Au printemps 1717, Pierre Ier de Russie (Пётр I Великий), déjà célèbre dans toute l'Europe pour ses réformes et sa victoire sur la Suède, entreprend un second grand voyage en Occident. Après les Pays-Bas et les villes allemandes, il se rend en France, pays dont il admire la culture, les arts et les institutions.
La France du Régent Philippe d'Orléans accueille avec curiosité ce souverain hors norme. Le tsar, âgé de quarante-cinq ans, mesure plus de deux mètres, parle plusieurs langues et possède une curiosité intellectuelle insatiable. Son séjour parisien, du 7 mai au 20 juin 1717, sera l'un des événements diplomatiques les plus marquants du début du XVIIIe siècle, posant les bases de l'alliance franco-russe qui s'épanouira plus tard.
Bien que les somptueux appartements du Louvre lui aient été préparés, Pierre le Grand les juge trop luxueux et préfère s'installer à l'Hôtel de Lesdiguières, hôtel particulier situé rue de la Cerisaie, dans l'actuel 4e arrondissement de Paris. Ce choix reflète la personnalité du tsar : un homme d'action qui privilégie la simplicité et dédaigne le faste de cour.
L'hôtel de Lesdiguières, construit au XVIe siècle pour le duc de ce nom, était une demeure spacieuse entourée de jardins, proche de la Bastille et de l'Arsenal. Pierre y installe sa suite et y reçoit dignitaires et savants. La rue de la Cerisaie conserve aujourd'hui une plaque rappelant ce séjour historique.
Pendant ses six semaines à Paris, Pierre le Grand visite avec avidité tout ce que la capitale peut offrir. Il se rend aux Invalides, où il admire l'organisation militaire ; aux Gobelins, où il étudie les techniques de tapisserie ; à l'Observatoire, où il s'intéresse aux instruments astronomiques. Il visite également la Monnaie, la Samaritaine et la machine de Marly qui alimente les fontaines de Versailles.

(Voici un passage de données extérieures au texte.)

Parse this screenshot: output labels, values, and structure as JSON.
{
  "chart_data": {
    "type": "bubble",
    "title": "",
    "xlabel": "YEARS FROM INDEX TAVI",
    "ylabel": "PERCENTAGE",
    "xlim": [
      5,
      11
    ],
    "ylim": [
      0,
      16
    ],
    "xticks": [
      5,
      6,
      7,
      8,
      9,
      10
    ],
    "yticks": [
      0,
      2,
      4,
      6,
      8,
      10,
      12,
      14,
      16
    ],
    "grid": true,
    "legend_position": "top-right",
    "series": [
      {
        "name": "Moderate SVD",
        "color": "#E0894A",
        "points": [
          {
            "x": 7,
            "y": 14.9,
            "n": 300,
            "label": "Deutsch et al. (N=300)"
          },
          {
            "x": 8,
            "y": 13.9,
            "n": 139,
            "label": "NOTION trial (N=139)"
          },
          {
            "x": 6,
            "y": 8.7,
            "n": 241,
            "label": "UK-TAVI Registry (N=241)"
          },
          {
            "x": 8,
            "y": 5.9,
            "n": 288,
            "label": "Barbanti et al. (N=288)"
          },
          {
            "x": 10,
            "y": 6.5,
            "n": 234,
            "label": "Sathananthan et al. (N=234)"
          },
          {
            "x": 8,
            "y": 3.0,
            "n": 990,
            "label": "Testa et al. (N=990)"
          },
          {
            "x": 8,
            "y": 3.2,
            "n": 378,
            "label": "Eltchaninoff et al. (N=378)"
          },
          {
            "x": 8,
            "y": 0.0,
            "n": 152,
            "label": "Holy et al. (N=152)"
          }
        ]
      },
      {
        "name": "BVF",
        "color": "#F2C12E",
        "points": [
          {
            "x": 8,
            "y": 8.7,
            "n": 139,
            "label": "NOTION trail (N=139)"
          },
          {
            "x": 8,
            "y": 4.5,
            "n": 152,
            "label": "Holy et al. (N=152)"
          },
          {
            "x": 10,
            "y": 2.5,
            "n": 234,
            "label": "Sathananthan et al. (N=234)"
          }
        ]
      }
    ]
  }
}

À Versailles, le tsar est reçu par le jeune Louis XV, âgé de sept ans. Selon les chroniqueurs, Pierre souleva l'enfant-roi dans ses bras en s'exclamant qu'il tenait là « toute la France ». Il admire les jardins de Le Nôtre, qui inspireront plus tard les parcs de Peterhof, sa résidence près de Saint-Pétersbourg.
Le tsar rencontre le Régent Philippe d'Orléans, avec qui il négocie un traité d'alliance franco-russe. Il est élu membre honoraire de l'Académie des sciences — honneur rare pour un souverain étranger — et assiste à des séances de l'Académie française. Il visite également le Jardin des Plantes et la bibliothèque du Roi.
Ces rencontres ne sont pas de pure courtoisie : Pierre recrute activement des artisans, des ingénieurs et des architectes français pour son grand projet de modernisation de la Russie et de construction de Saint-Pétersbourg. L'architecte Jean-Baptiste Le Blond accepte de le suivre en Russie, où il réalisera les premiers plans de la ville. Ce voyage historique scelle durablement les liens entre les deux pays.
Le séjour de Pierre le Grand à Paris est un moment fondateur des relations franco-russes. Il ouvre la voie à l'influence française sur la culture russe — la noblesse russe adoptera le français comme langue de prestige pendant deux siècles. En retour, la France découvre un empire immense et fascinant qui deviendra son allié stratégique.
Aujourd'hui, les traces de Pierre le Grand à Paris sont nombreuses : la plaque de la rue de la Cerisaie, le pont Alexandre III (du nom de son lointain successeur), la rue Pierre le Grand dans le 8e arrondissement. Ce voyage de 1717 reste le symbole de l'amitié franco-russe que notre association perpétue.
« J'ai vu la France, j'ai tout vu. » — Pierre le Grand, 1717
Pierre le Grand a séjourné à Paris du 7 mai au 20 juin 1717, pendant environ six semaines. C'était la première visite officielle d'un souverain russe en France.
Pierre le Grand a logé à l'Hôtel de Lesdiguières, situé rue de la Cerisaie dans le 4e arrondissement de Paris. Bien que les appartements du Louvre lui aient été proposés, le tsar préféra cet hôtel particulier plus modeste et plus calme.
Une plaque commémorative se trouvait rue de la Cerisaie dans le 4e arrondissement. La visite de Pierre le Grand a marqué le début des relations diplomatiques et culturelles franco-russes qui se sont poursuivies pendant trois siècles.